By Tony Barboza, August 6, 2013
Long Beach has erected a new fortification in the battle against freeway noise and air pollution, and it’s decidedly low-tech.
It’s called “The Great Wall of Mulch.”
City officials gathered Tuesday to top off a 12-foot-high barrier of shredded tree clippings held together by two chain link fences -- a low-cost structure designed to dampen the sound and block the sight of diesel trucks from the heavily traveled Terminal Island Freeway.
“This is not just going to be good for sound pollution, it’s not just good for visual blight, but it’s the first sound wall that I know of that’s also going to improve air quality,” said City Councilman James Johnson as he hopped aboard a cherry picker with Mayor Bob Foster to dump a final, golden bucketful of mulch atop the 3-foot wide wall.
While more traditional concrete sound walls shield many homes from the freeway, there was nothing but a chain link fence between the complex of sports fields at West Long Beach’s Hudson Park and the trucks that serve the nation’s largest port complex.
Johnson said the city came up with the idea of using mulch from the its tree-trimming operations because it was more visually pleasing, graffiti-proof and practically free.

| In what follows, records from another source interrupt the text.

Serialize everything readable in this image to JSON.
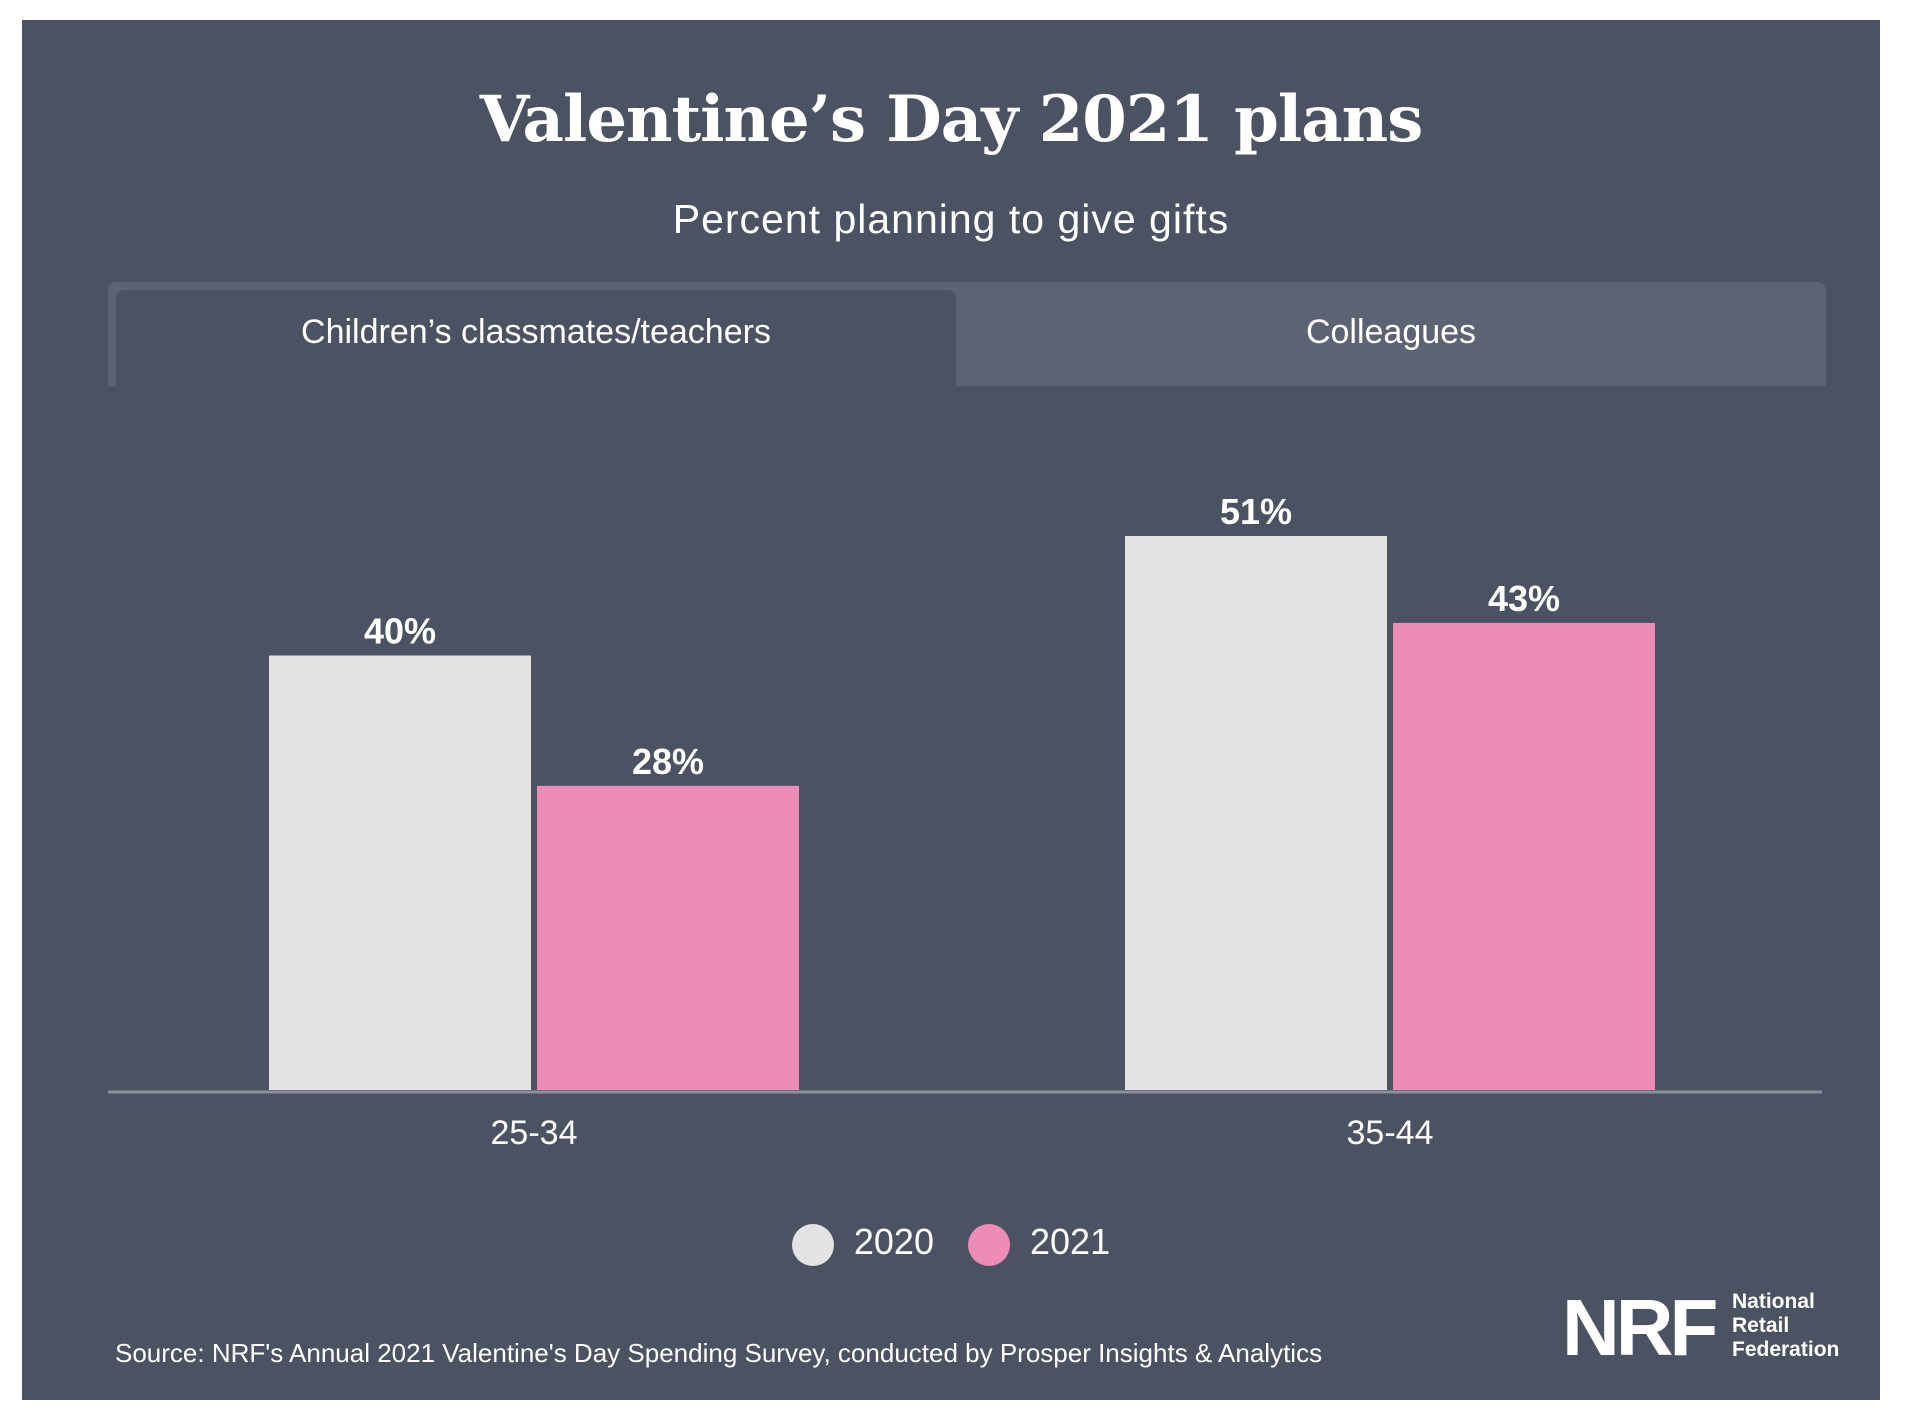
{
  "header": {
    "title": "Valentine’s Day 2021 plans",
    "subtitle": "Percent planning to give gifts"
  },
  "tabs": [
    {
      "label": "Children’s classmates/teachers",
      "active": true
    },
    {
      "label": "Colleagues",
      "active": false
    }
  ],
  "chart_data": {
    "type": "bar",
    "title": "Valentine’s Day 2021 plans",
    "subtitle": "Percent planning to give gifts",
    "categories": [
      "25-34",
      "35-44"
    ],
    "series": [
      {
        "name": "2020",
        "values": [
          40,
          51
        ],
        "labels": [
          "40%",
          "51%"
        ],
        "color": "#e3e3e3"
      },
      {
        "name": "2021",
        "values": [
          28,
          43
        ],
        "labels": [
          "28%",
          "43%"
        ],
        "color": "#ed8db7"
      }
    ],
    "ylim": [
      0,
      51
    ],
    "grid": false,
    "legend_position": "bottom"
  },
  "legend": [
    {
      "label": "2020",
      "color": "#e3e3e3"
    },
    {
      "label": "2021",
      "color": "#ed8db7"
    }
  ],
  "footer": {
    "source": "Source: NRF's Annual 2021 Valentine's Day Spending Survey, conducted by Prosper Insights & Analytics",
    "logo_mark": "NRF",
    "logo_lines": [
      "National",
      "Retail",
      "Federation"
    ]
  }
}
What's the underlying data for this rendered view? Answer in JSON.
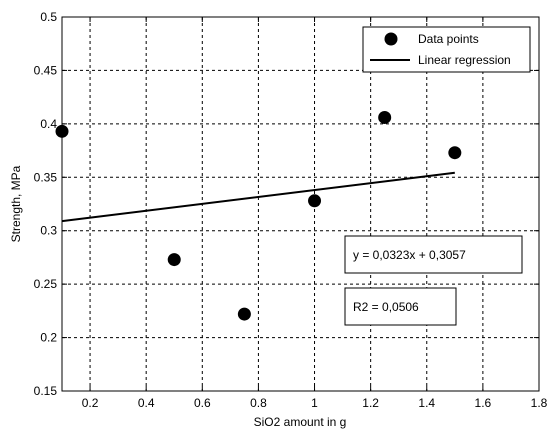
{
  "chart_data": {
    "type": "scatter",
    "xlabel": "SiO2 amount in g",
    "ylabel": "Strength, MPa",
    "xlim": [
      0.1,
      1.8
    ],
    "ylim": [
      0.15,
      0.5
    ],
    "xticks": [
      0.2,
      0.4,
      0.6,
      0.8,
      1,
      1.2,
      1.4,
      1.6,
      1.8
    ],
    "yticks": [
      0.15,
      0.2,
      0.25,
      0.3,
      0.35,
      0.4,
      0.45,
      0.5
    ],
    "xtick_labels": [
      "0.2",
      "0.4",
      "0.6",
      "0.8",
      "1",
      "1.2",
      "1.4",
      "1.6",
      "1.8"
    ],
    "ytick_labels": [
      "0.15",
      "0.2",
      "0.25",
      "0.3",
      "0.35",
      "0.4",
      "0.45",
      "0.5"
    ],
    "grid": true,
    "legend_position": "top-right",
    "series": [
      {
        "name": "Data points",
        "kind": "scatter",
        "color": "#000000",
        "x": [
          0.1,
          0.5,
          0.75,
          1.0,
          1.25,
          1.5
        ],
        "y": [
          0.393,
          0.273,
          0.222,
          0.328,
          0.406,
          0.373
        ]
      },
      {
        "name": "Linear regression",
        "kind": "line",
        "color": "#000000",
        "x": [
          0.1,
          1.5
        ],
        "y": [
          0.309,
          0.3542
        ]
      }
    ],
    "annotations": [
      "y = 0,0323x + 0,3057",
      "R2 = 0,0506"
    ]
  }
}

The city plans to plant trees and shrubs along the wall to absorb some air pollutants, such as the fine particulates in diesel exhaust. Dirty air is a long-running health concern in the neighborhood west of the 710 Freeway, which suffers from some of the worst air quality in the nation because of its proximity to port operations and has higher rates of asthma and respiratory illness.
For now, city officials are testing the wall on a 600-foot stretch of the freeway that fronts the popular park. The wall could be extended by thousands feet to protect nearby schools and ball fields if it proves effective at blocking the sound, sight and air pollution from thousands of diesel trucks that rumble by each day.
That would be welcome news to Rob Aho, a physical education teacher at Elizabeth Hudson K-8 School who takes his classes to exercise and play soccer at Hudson Park, just south of the school.
“You get the rubber smell if they slam on the brakes too much, you get the exhaust smell and you get the noise, which is insane,” he said. “My concern, of course, is the safety of my kids.”
The Port of Long Beach is funding the $150,000 demonstration project, mostly to pay for the green-colored chain-link fencing that holds in the mulch like a giant cage. The port also will conduct testing to gauge how well the wall blocks sound and how well the mulch holds up after it starts to settle and decompose.
The wall of mulch sits across the freeway from a 153-acre site slated for the construction of the Southern California International Gateway — a $500-million railyard that was approved by the Los Angeles City Council in May. Long Beach city officials, environmentalists and community groups fiercely oppose the project on the grounds that it will send polluted air into low-income neighborhoods, schools and parks.